Allegedly, Teixeira murdered his wife when he suspected her of adultery, which prompted him to flee to Pernambuco once more. Having taken refuge at the Monastery of São Bento, he wrote his masterpiece Prosopopeia.

Another version states that Teixeira's wife accused him of being Jewish. After being interrogated and absolved in 1589, he was intimated by the caller of the Portuguese Inquisition, and Teixeira then confessed that he was a follower of Judaism. Enraged by his wife's delation, he murdered her and fled to the aforementioned monastery.
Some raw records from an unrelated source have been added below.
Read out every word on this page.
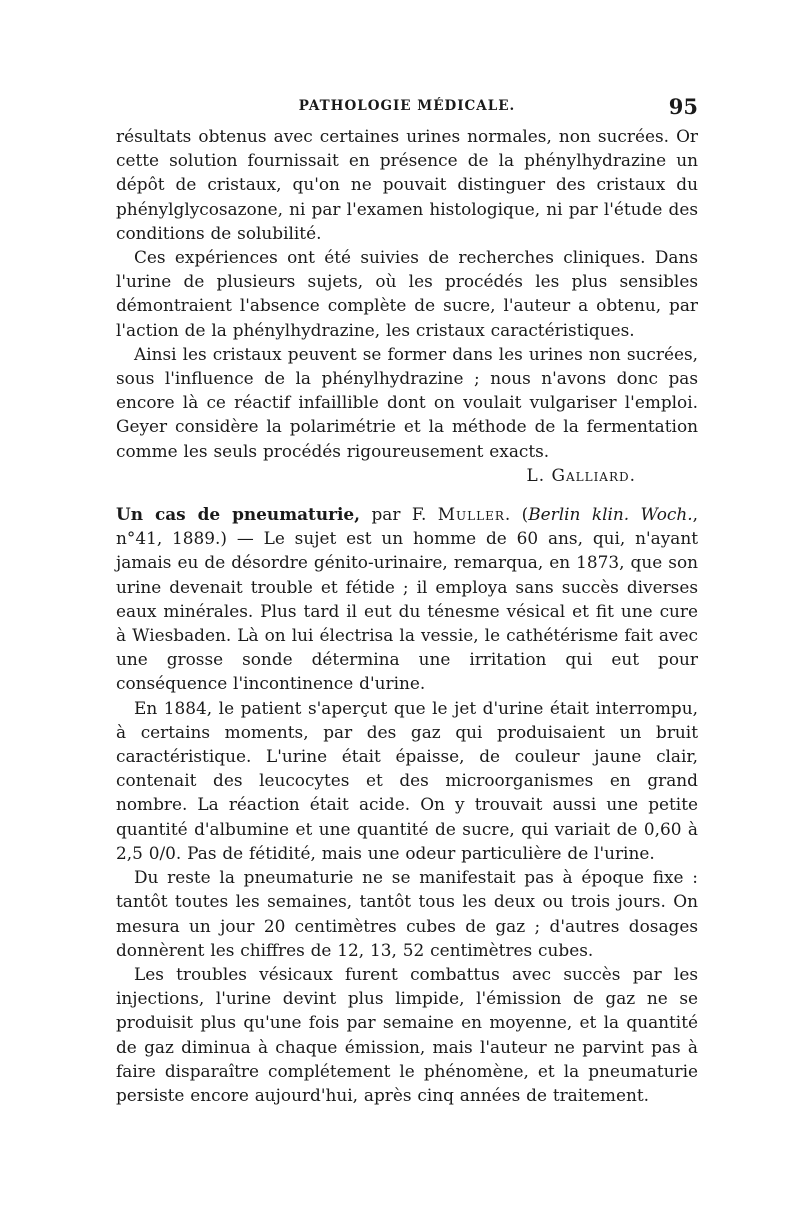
PATHOLOGIE MÉDICALE.	95

résultats obtenus avec certaines urines normales, non sucrées. Or cette solution fournissait en présence de la phénylhydrazine un dépôt de cristaux, qu'on ne pouvait distinguer des cristaux du phénylglycosazone, ni par l'examen histologique, ni par l'étude des conditions de solubilité.

Ces expériences ont été suivies de recherches cliniques. Dans l'urine de plusieurs sujets, où les procédés les plus sensibles démontraient l'absence complète de sucre, l'auteur a obtenu, par l'action de la phénylhydrazine, les cristaux caractéristiques.

Ainsi les cristaux peuvent se former dans les urines non sucrées, sous l'influence de la phénylhydrazine ; nous n'avons donc pas encore là ce réactif infaillible dont on voulait vulgariser l'emploi. Geyer considère la polarimétrie et la méthode de la fermentation comme les seuls procédés rigoureusement exacts.

L. Galliard.

Un cas de pneumaturie, par F. Muller. (Berlin klin. Woch., n°41, 1889.) — Le sujet est un homme de 60 ans, qui, n'ayant jamais eu de désordre génito-urinaire, remarqua, en 1873, que son urine devenait trouble et fétide ; il employa sans succès diverses eaux minérales. Plus tard il eut du ténesme vésical et fit une cure à Wiesbaden. Là on lui électrisa la vessie, le cathétérisme fait avec une grosse sonde détermina une irritation qui eut pour conséquence l'incontinence d'urine.

En 1884, le patient s'aperçut que le jet d'urine était interrompu, à certains moments, par des gaz qui produisaient un bruit caractéristique. L'urine était épaisse, de couleur jaune clair, contenait des leucocytes et des microorganismes en grand nombre. La réaction était acide. On y trouvait aussi une petite quantité d'albumine et une quantité de sucre, qui variait de 0,60 à 2,5 0/0. Pas de fétidité, mais une odeur particulière de l'urine.

Du reste la pneumaturie ne se manifestait pas à époque fixe : tantôt toutes les semaines, tantôt tous les deux ou trois jours. On mesura un jour 20 centimètres cubes de gaz ; d'autres dosages donnèrent les chiffres de 12, 13, 52 centimètres cubes.

Les troubles vésicaux furent combattus avec succès par les injections, l'urine devint plus limpide, l'émission de gaz ne se produisit plus qu'une fois par semaine en moyenne, et la quantité de gaz diminua à chaque émission, mais l'auteur ne parvint pas à faire disparaître complétement le phénomène, et la pneumaturie persiste encore aujourd'hui, après cinq années de traitement.
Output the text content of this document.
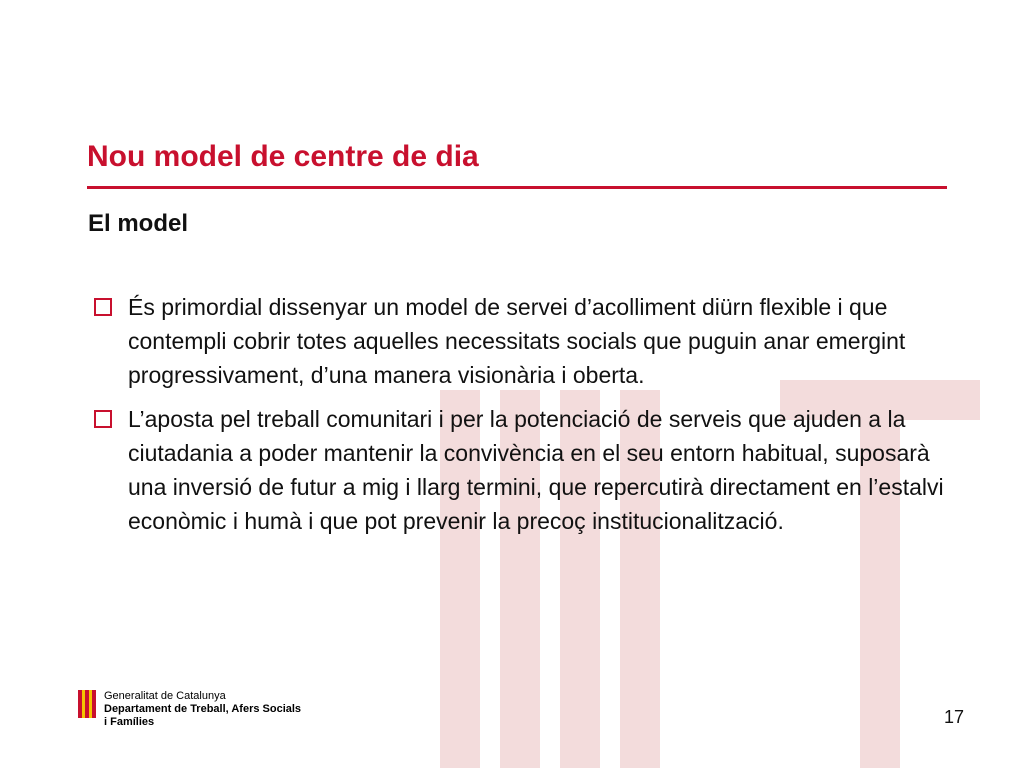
Nou model de centre de dia
El model
És primordial dissenyar un model de servei d’acolliment diürn flexible i que contempli cobrir totes aquelles necessitats socials que puguin anar emergint progressivament, d’una manera visionària i oberta.
L’aposta pel treball comunitari i per la potenciació de serveis que ajuden a la ciutadania a poder mantenir la convivència en el seu entorn habitual, suposarà una inversió de futur a mig i llarg termini, que repercutirà directament en l’estalvi econòmic i humà i que pot prevenir la precoç institucionalització.
Generalitat de Catalunya
Departament de Treball, Afers Socials
i Famílies	17
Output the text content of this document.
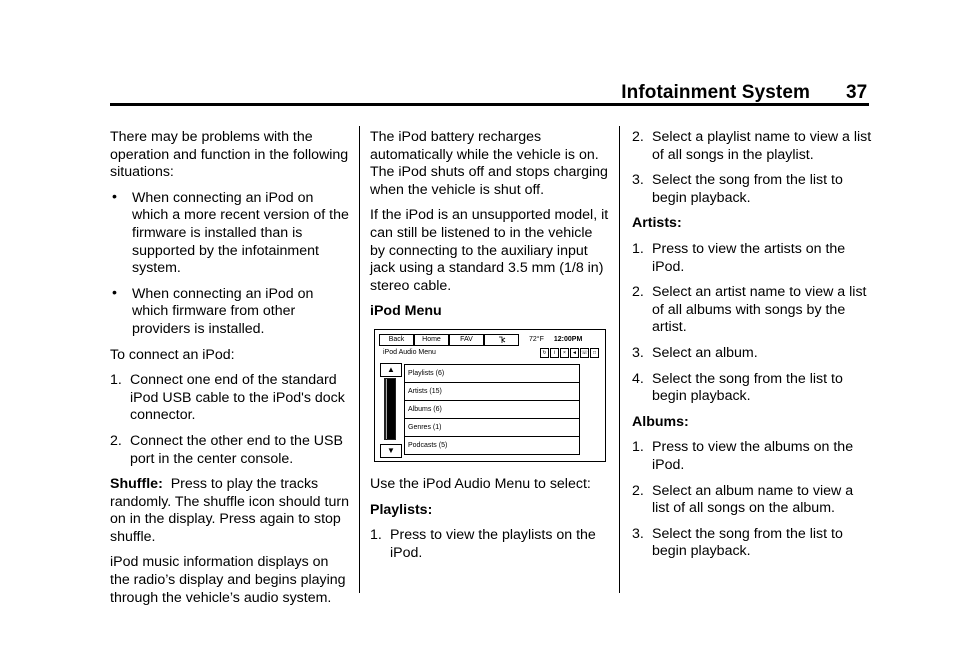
Infotainment System 37

There may be problems with the operation and function in the following situations:

• When connecting an iPod on which a more recent version of the firmware is installed than is supported by the infotainment system.
• When connecting an iPod on which firmware from other providers is installed.

To connect an iPod:

1. Connect one end of the standard iPod USB cable to the iPod's dock connector.
2. Connect the other end to the USB port in the center console.

Shuffle: Press to play the tracks randomly. The shuffle icon should turn on in the display. Press again to stop shuffle.

iPod music information displays on the radio’s display and begins playing through the vehicle’s audio system.

The iPod battery recharges automatically while the vehicle is on. The iPod shuts off and stops charging when the vehicle is shut off.

If the iPod is an unsupported model, it can still be listened to in the vehicle by connecting to the auxiliary input jack using a standard 3.5 mm (1/8 in) stereo cable.

iPod Menu

Back	Home	FAV	72°F 12:00PM
iPod Audio Menu	↻	i	×	◄ ☏	□
▲
▼
Playlists (6)
Artists (15)
Albums (6)
Genres (1)
Podcasts (5)

Use the iPod Audio Menu to select:

Playlists:

1. Press to view the playlists on the iPod.
2. Select a playlist name to view a list of all songs in the playlist.
3. Select the song from the list to begin playback.

Artists:

1. Press to view the artists on the iPod.
2. Select an artist name to view a list of all albums with songs by the artist.
3. Select an album.
4. Select the song from the list to begin playback.

Albums:

1. Press to view the albums on the iPod.
2. Select an album name to view a list of all songs on the album.
3. Select the song from the list to begin playback.
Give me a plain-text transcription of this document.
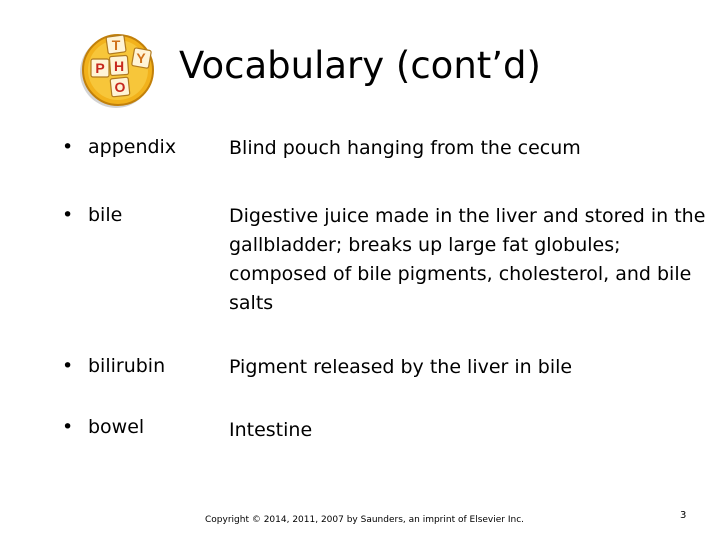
T
P H Y
O	Vocabulary (cont’d)
• appendix	Blind pouch hanging from the cecum
• bile	Digestive juice made in the liver and stored in the gallbladder; breaks up large fat globules; composed of bile pigments, cholesterol, and bile salts
• bilirubin	Pigment released by the liver in bile
• bowel	Intestine
Copyright © 2014, 2011, 2007 by Saunders, an imprint of Elsevier Inc.	3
However, he was found, arrested and sent to Lisbon in 1595(?), staying there until his death.

==Works==
Many works were attributed to Teixeira, such as:

- Relações do Naufrágio: According to studies made by Francisco Adolfo de Varnhagen, it was written by Afonso Luís, pilot of a carrack named Santo António, mentioned in the poem Prosopopeia.
- Diálogos das Grandezas do Brasil: According to Capistrano de Abreu, it was written by Ambrósio Fernandes Brandão.

The only one whose authorship is confirmed was the epic poem Prosopopeia, written in 1601. The poem, inspired by Luís de Camões' Os Lusíadas, tells about the life and works of the then-governor of Pernambuco Jorge de Albuquerque Coelho and his brother Duarte.